COMO, September 29, 1863.

VIRGINIA DAILY UNION: Still boldly striding onward in the march of improvement, Como maintains her place in the front rank, and notwithstanding the great and increasing rush towards the barren regions of Reese River, whose thin, rich ledges, in the far distance, glow with the brightness of enchantment, our promising district receives a fair share of attention from the emigrating crowd, and every day brings us fresh accessions to our lively community. The greatest drawback we have to contend with, in the way of building up our town, is the scarcity of lumber, which we cannot get near as fast as it is required. We can have no churches yet awhile, as all the lumber that can be had is used for making whisky mills and hotels. An extensive brewery is now being erected, so that in a short time we shall be supplied with an A No. 1 article of "lager," better than ever before drank in this part of the Territory, if we may believe what "Joe" tells us, and we think we may for Joe is the same "Joe" who used to brew lager for the inhabitants of Columbia, California. However, we shall try Joe's lager, when he gets some brewed, and report.

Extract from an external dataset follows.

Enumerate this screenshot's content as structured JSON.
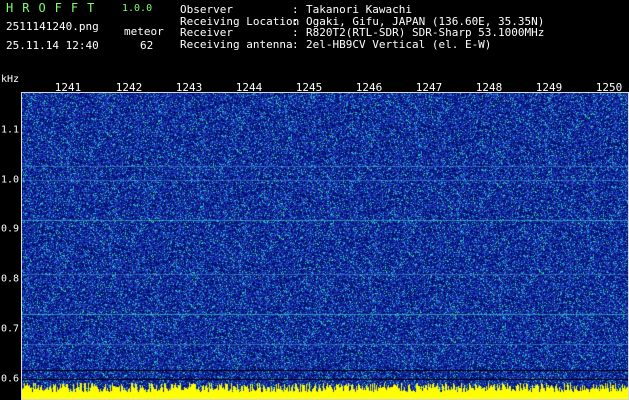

Daniels keeps a good hotel in our town, and the traveling public will all find such to be the fact; his grub and liquor, and other accommodations being found unexceptionable, and bills as reasonable as could be wished. His boarders are all in fine order, and say Daniel "can keep a hotel." We have also a Lyceum here which meets once a week, on which occasion the "men of Como" meet in high conclave, and after solemn and soul-stirring debates, in which the eloquence of Webster, Choate, Demosthenes, or "and other man," are completely surpassed, the great and all-important question, connected with the public welfare are all finally and satisfactorily settled by these giant minds.

By the time of the next Presidential election the fame of the Como Lyceum will have become so widely spread that it will attract the attention of Old Abe, and he will probably select his next Cabinet from the members of our Lyceum.

Professor Pinkhan, from California, has been delivering a series of lectures here, during the past week, on the subject of Phrenology, in the course of which he examined the heads of the members of the Lyceum, and found their bumps to be of a splendid quality and hardly to be improved upon.

Gideon McCumber has just opened a fine, large billiard saloon called the Como Exchange. Just before moving into it he gave the use of it to the public for the purpose of having a grand ball. The public, of course, improved such a good opportunity and the consequence was that the ball of the season was gotten up and came off in gay style, and was highly enjoyed by all who participated. The very charming music of the Como Cotillion Band enlivened the light fantastic toe, lovely forms and happy faces whirled merrily through the mazes of quadrille, schottische, waltz and mazourka, and among the bright galaxy of female beauty which graced the occasion, the witching eyes of the belle of the district beamed the enchantment of her smile upon the captive swains, who "felt her magic power." The supper, at midnight, was given by Daniels, at his hotel, just across the street. The festive crowd seated themselves to a supper, the like of which was never before known in this part of the Territory, and which it takes Daniels to get up. All the luxuries and delicacies that could be procured were placed before his delighted guests, prepared by that prince of good cooks, "John, the barber," who, although a barber, is no barbarian, and, unlike John the Baptist, believes in something to eat besides "locusts and wild honey." Dancing was soon resumed, and the merry company, reinvigorated by the capital upper they had just partaken of, entered with renewed zest into the enjoyment of the "gay and festive scene."

"Music arose with its voluptuous swell;

Soft eyes looked love to eyes which spoke again,

And all went merry as a marriage bell."

The approach of day "told the hour for retiring," and each departing guest left the scene saying within themselves:

When there next doth be a ball

"May I be there to see."

Well, we do manage to have some merry little times here in Como. The ladies are all lively, good looking and intelligent; and in fact, in the estimation of the men of Como, they are the finest lot of women in the Territory, and considerably above mediocrity. But then, any one coming here and viewing the pine clad hills, fine scenery, and rich mines of Palmyra district, must naturally become convinced that this is the place to live in and get rich. The pioneer mill will shortly get into operation, and rich results are confidently looked for. Other mills are also being contracted for, and will soon be on their way here. That they will all pay well there is no moral chance for a doubt, for the ledges assay rich, many of them high up in the hundreds, as, for instance, the Montezuma, a new claim just being incorporated, which assays one thousand dollars to the ton in the croppings at the surface of the ground. There are many which assay nearly as good as that. The Margaret White ledge, for instance, which belongs to the mill company—and many assay even better than that. But then, if they only average one hundred dollars to the ton, under the stamps, it is as good a thing as any one could ask. A. D.